Calif. judge denies class action status for Vioxx lawsuit
LOS ANGELES (Legal Newsline)-A lawsuit against Merck & Co. over its pain medication Vioxx cannot proceed as a class action, a California judge has ruled.
The plaintiffs say they were harmed by the drug before it was pulled from the market in 2004. They are suing to recoup money the spent on the drug, which was found to increase the risk of heart attack and stroke.
They say the pharmaceutical giant, among other things, hid the risks associated with the a Cox 2-inhibitor drug.
Los Angeles County Superior Court Judge Victoria Chaney rejected their request for class action status, saying the patients and insurance companies cannot sue Merck as a group.
"Plaintiffs adduce no evidence indicating the inquiry can be conducted on a class-wide basis," Chaney wrote in her ruling.
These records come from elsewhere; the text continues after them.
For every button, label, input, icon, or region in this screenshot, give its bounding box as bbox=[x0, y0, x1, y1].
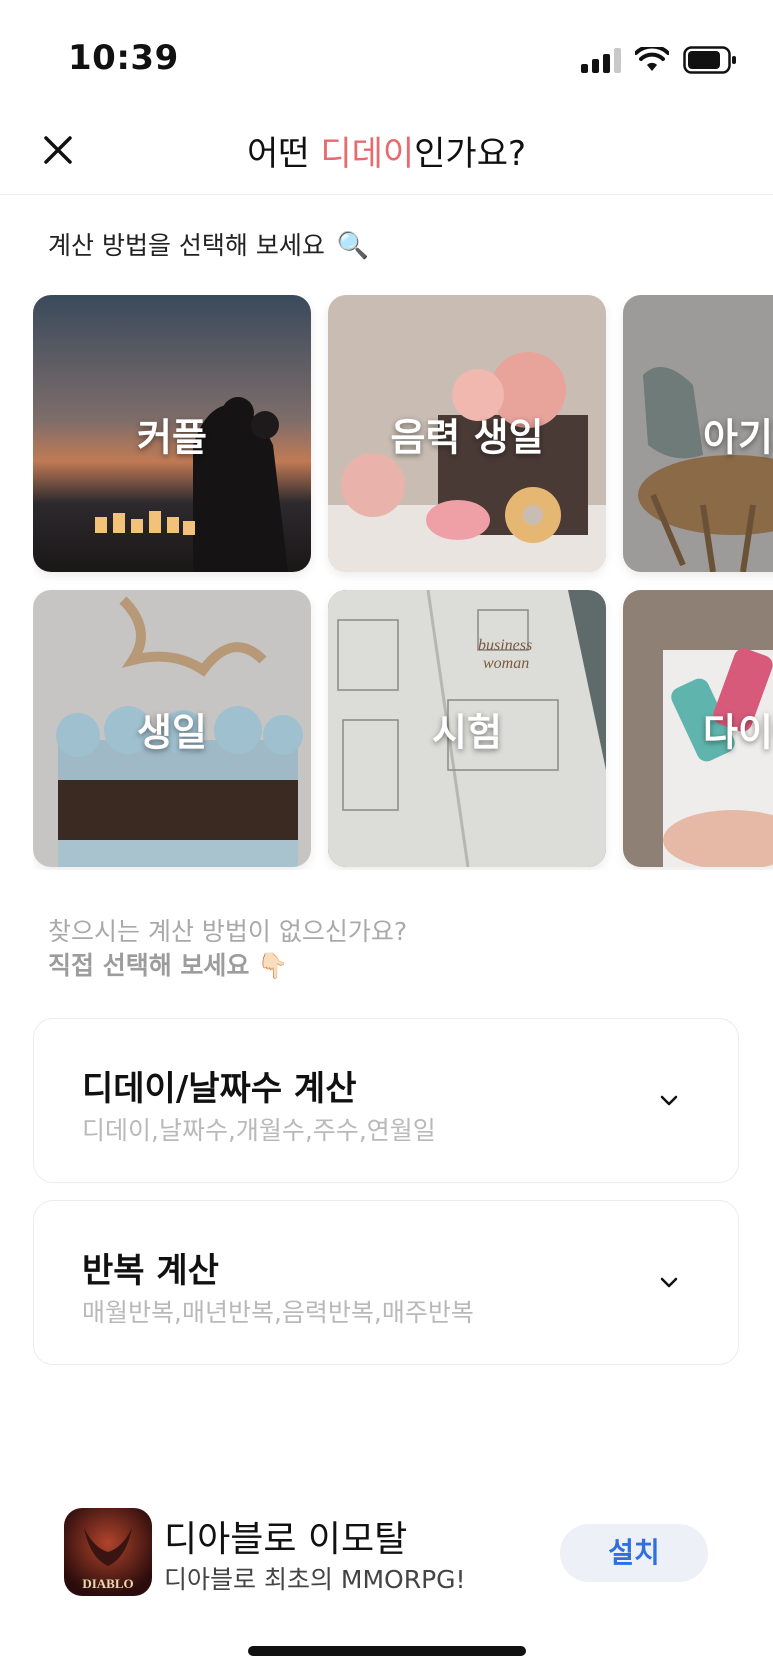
category-tile-diet[interactable]: 다이어 bbox=[623, 590, 773, 867]
category-label: 아기개 bbox=[703, 415, 773, 459]
status-icons bbox=[581, 44, 737, 76]
pointing-down-icon: 👇🏻 bbox=[257, 951, 289, 980]
app-icon: DIABLO bbox=[64, 1508, 152, 1596]
home-indicator[interactable] bbox=[248, 1646, 526, 1656]
section-hint: 계산 방법을 선택해 보세요 🔍 bbox=[48, 226, 369, 262]
category-grid: 커플 음력 생일 아기개 bbox=[33, 295, 773, 870]
manual-hint-line2: 직접 선택해 보세요 bbox=[48, 951, 250, 980]
ad-subtitle: 디아블로 최초의 MMORPG! bbox=[164, 1565, 466, 1594]
status-time: 10:39 bbox=[68, 38, 179, 78]
category-tile-birthday[interactable]: 생일 bbox=[33, 590, 311, 867]
diablo-logo: DIABLO bbox=[64, 1508, 152, 1596]
magnifier-icon: 🔍 bbox=[336, 231, 370, 261]
title-prefix: 어떤 bbox=[246, 134, 321, 174]
title-accent: 디데이 bbox=[320, 134, 415, 174]
category-label: 커플 bbox=[137, 415, 207, 459]
battery-icon bbox=[683, 46, 736, 74]
manual-hint: 찾으시는 계산 방법이 없으신가요? 직접 선택해 보세요 👇🏻 bbox=[48, 915, 407, 983]
dropdown-subtitle: 매월반복,매년반복,음력반복,매주반복 bbox=[82, 1298, 474, 1327]
dday-calculation-dropdown[interactable]: 디데이/날짜수 계산 디데이,날짜수,개월수,주수,연월일 bbox=[33, 1018, 739, 1183]
page-title: 어떤 디데이인가요? bbox=[0, 126, 773, 175]
status-bar: 10:39 bbox=[0, 0, 773, 110]
repeat-calculation-dropdown[interactable]: 반복 계산 매월반복,매년반복,음력반복,매주반복 bbox=[33, 1200, 739, 1365]
title-suffix: 인가요? bbox=[414, 134, 527, 174]
svg-text:business: business bbox=[478, 637, 532, 654]
ad-title: 디아블로 이모탈 bbox=[164, 1519, 408, 1560]
category-label: 생일 bbox=[137, 710, 207, 754]
dropdown-subtitle: 디데이,날짜수,개월수,주수,연월일 bbox=[82, 1116, 436, 1145]
category-tile-exam[interactable]: business woman 시험 bbox=[328, 590, 606, 867]
category-label: 다이어 bbox=[703, 710, 773, 754]
wifi-icon bbox=[635, 47, 669, 71]
chevron-down-icon bbox=[660, 1095, 678, 1106]
header: 어떤 디데이인가요? bbox=[0, 110, 773, 195]
section-hint-text: 계산 방법을 선택해 보세요 bbox=[48, 231, 325, 260]
ad-banner[interactable]: DIABLO 디아블로 이모탈 디아블로 최초의 MMORPG! 설치 bbox=[0, 1500, 773, 1610]
install-button[interactable]: 설치 bbox=[560, 1524, 708, 1582]
category-tile-baby[interactable]: 아기개 bbox=[623, 295, 773, 572]
category-label: 시험 bbox=[432, 710, 502, 754]
svg-text:woman: woman bbox=[483, 655, 529, 672]
category-label: 음력 생일 bbox=[390, 415, 544, 459]
chevron-down-icon bbox=[660, 1277, 678, 1288]
cellular-signal-icon bbox=[581, 47, 621, 73]
dropdown-title: 반복 계산 bbox=[82, 1251, 219, 1291]
category-tile-lunar-birthday[interactable]: 음력 생일 bbox=[328, 295, 606, 572]
app-icon-label: DIABLO bbox=[82, 1576, 133, 1591]
manual-hint-line1: 찾으시는 계산 방법이 없으신가요? bbox=[48, 917, 408, 946]
dropdown-title: 디데이/날짜수 계산 bbox=[82, 1069, 357, 1109]
category-tile-couple[interactable]: 커플 bbox=[33, 295, 311, 572]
In a statement, Merck praised the judge's ruling.
"The court rightly agreed this was not an appropriate case to proceed as a class action," said Ted Mayer of Hughes, Hubbard & Reed, outside counsel for Merck. "We believe that Merck's communications and representations about Vioxx's efficacy and safety were proper, accurate and timely."
A similar lawsuit in New Jersey that sought to recover money consumers paid for Vioxx was rejected in March.
The California plaintiffs are represented by the Los Angeles law firm of Hagens Berman Sobol Shapiro.
Whitehouse Station, N.J.-based Merck announced the April 30 ruling Friday. There remain potential statewide class action lawsuits in Kentucky, Indiana and Illinois.
In November, Merck agreed to pay $4.85 billion to settle thousands of lawsuits claiming that Vioxx caused heart attacks and strokes in some patients.